Vitigni dimenticati da salvare, la missione di Calabria Wild Wine: «Il rischio è una perdita irreversibile»

Incendi, cambiamento climatico e abbandono delle campagne minacciano la biodiversità viticola calabrese. Vittorio Porpiglia e Giuseppe Ribuffo: «Non perderemmo soltanto biodiversità, ma anche conoscenza»

di Riccardo Montanaro

Calabria Wild Wine APS è un’associazione del Terzo Settore nata nel 2021 dall’incontro di passioni, competenze e visioni condivise, con un obiettivo chiaro: salvaguardare le antiche varietà di vite calabresi e, insieme ad esse, i paesaggi, le tradizioni e la memoria culturale legata al vino. In una regione che da oltre 3.500 anni è crocevia di civiltà e culla della biodiversità viticola europea, l’associazione opera sul campo per recuperare vitigni rari o a rischio di estinzione, contrastando l’abbandono delle campagne e l’omologazione agricola.

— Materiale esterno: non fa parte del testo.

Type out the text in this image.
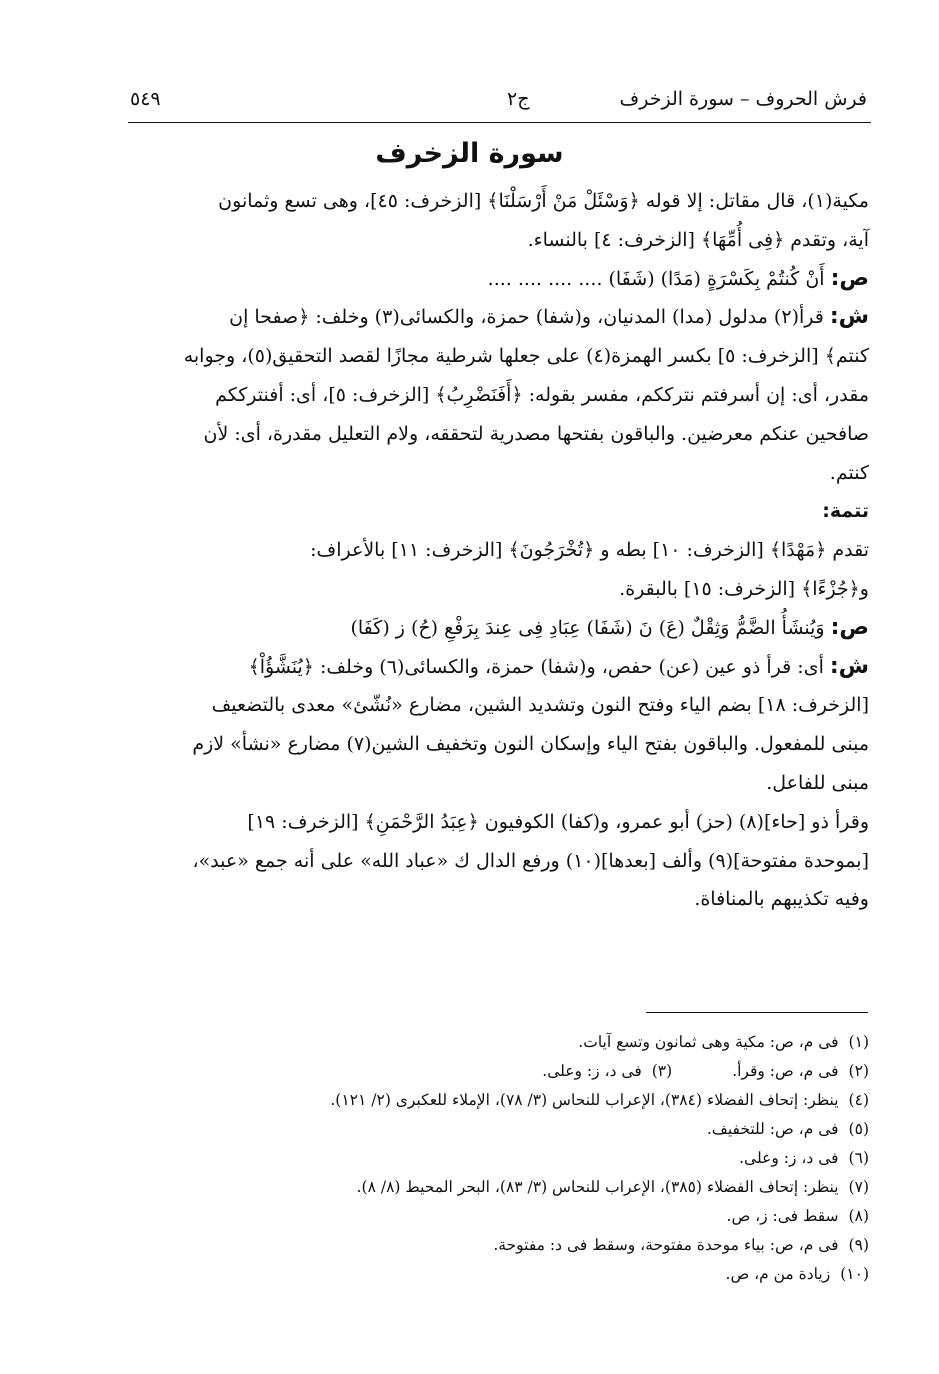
فرش الحروف – سورة الزخرف
ج٢
٥٤٩
سورة الزخرف

مكية(١)، قال مقاتل: إلا قوله ﴿وَسْئَلْ مَنْ أَرْسَلْنَا﴾ [الزخرف: ٤٥]، وهى تسع وثمانون

آية، وتقدم ﴿فِى أُمِّهَا﴾ [الزخرف: ٤] بالنساء.

ص:أَنْ كُنتُمْ بِكَسْرَةٍ (مَدًا) (شَفَا) .... .... .... ....

ش:قرأ(٢) مدلول (مدا) المدنيان، و(شفا) حمزة، والكسائى(٣) وخلف: ﴿صفحا إن

كنتم﴾ [الزخرف: ٥] بكسر الهمزة(٤) على جعلها شرطية مجازًا لقصد التحقيق(٥)، وجوابه

مقدر، أى: إن أسرفتم نترككم، مفسر بقوله: ﴿أَفَنَضْرِبُ﴾ [الزخرف: ٥]، أى: أفنترككم

صافحين عنكم معرضين. والباقون بفتحها مصدرية لتحققه، ولام التعليل مقدرة، أى: لأن

كنتم.

تتمة:

تقدم ﴿مَهْدًا﴾ [الزخرف: ١٠] بطه و ﴿تُخْرَجُونَ﴾ [الزخرف: ١١] بالأعراف:

و﴿جُزْءًا﴾ [الزخرف: ١٥] بالبقرة.

ص:وَيُنشَأُ الضَّمُّ وَثِقْلٌ (عَ) نَ (شَفَا) عِبَادِ فِى عِندَ بِرَفْعِ (حُ) ز (كَفَا)

ش:أى: قرأ ذو عين (عن) حفص، و(شفا) حمزة، والكسائى(٦) وخلف: ﴿يُنَشَّؤُاْ﴾

[الزخرف: ١٨] بضم الياء وفتح النون وتشديد الشين، مضارع «نُشّئ» معدى بالتضعيف

مبنى للمفعول. والباقون بفتح الياء وإسكان النون وتخفيف الشين(٧) مضارع «نشأ» لازم

مبنى للفاعل.

وقرأ ذو [حاء](٨) (حز) أبو عمرو، و(كفا) الكوفيون ﴿عِبَدُ الرَّحْمَنِ﴾ [الزخرف: ١٩]

[بموحدة مفتوحة](٩) وألف [بعدها](١٠) ورفع الدال ك «عباد الله» على أنه جمع «عبد»،

وفيه تكذيبهم بالمنافاة.

(١)فى م، ص: مكية وهى ثمانون وتسع آيات.
(٢)فى م، ص: وقرأ.(٣)فى د، ز: وعلى.
(٤)ينظر: إتحاف الفضلاء (٣٨٤)، الإعراب للنحاس (٣/ ٧٨)، الإملاء للعكبرى (٢/ ١٢١).
(٥)فى م، ص: للتخفيف.
(٦)فى د، ز: وعلى.
(٧)ينظر: إتحاف الفضلاء (٣٨٥)، الإعراب للنحاس (٣/ ٨٣)، البحر المحيط (٨/ ٨).
(٨)سقط فى: ز، ص.
(٩)فى م، ص: بياء موحدة مفتوحة، وسقط فى د: مفتوحة.
(١٠)زيادة من م، ص.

Dalla ricerca storica alle esplorazioni tra vigneti dimenticati, dal dialogo con anziani vignaioli alla creazione di campi di salvataggio tra Reggio Calabria e la Valle dell’Esaro, Calabria Wild Wine ha costruito un progetto concreto di tutela e studio della biodiversità viticola. Un impegno che oggi si intreccia con la ricerca scientifica, grazie alla collaborazione con il Dipartimento di Agraria dell’Università Mediterranea di Reggio Calabria, e con iniziative di rinaturalizzazione urbana, valorizzazione del paesaggio e recupero della memoria materiale del vino calabrese, come la collezione di bottiglie storiche del Novecento. Un racconto che parla di identità, sostenibilità e futuro, partendo dalle radici più profonde di una terra che rischiava di perdere uno dei suoi patrimoni più preziosi.  Abbiamo sentito Vittorio Porpiglia e Giuseppe Ribuffo, presidente e vice presidente di Calabria wild wine.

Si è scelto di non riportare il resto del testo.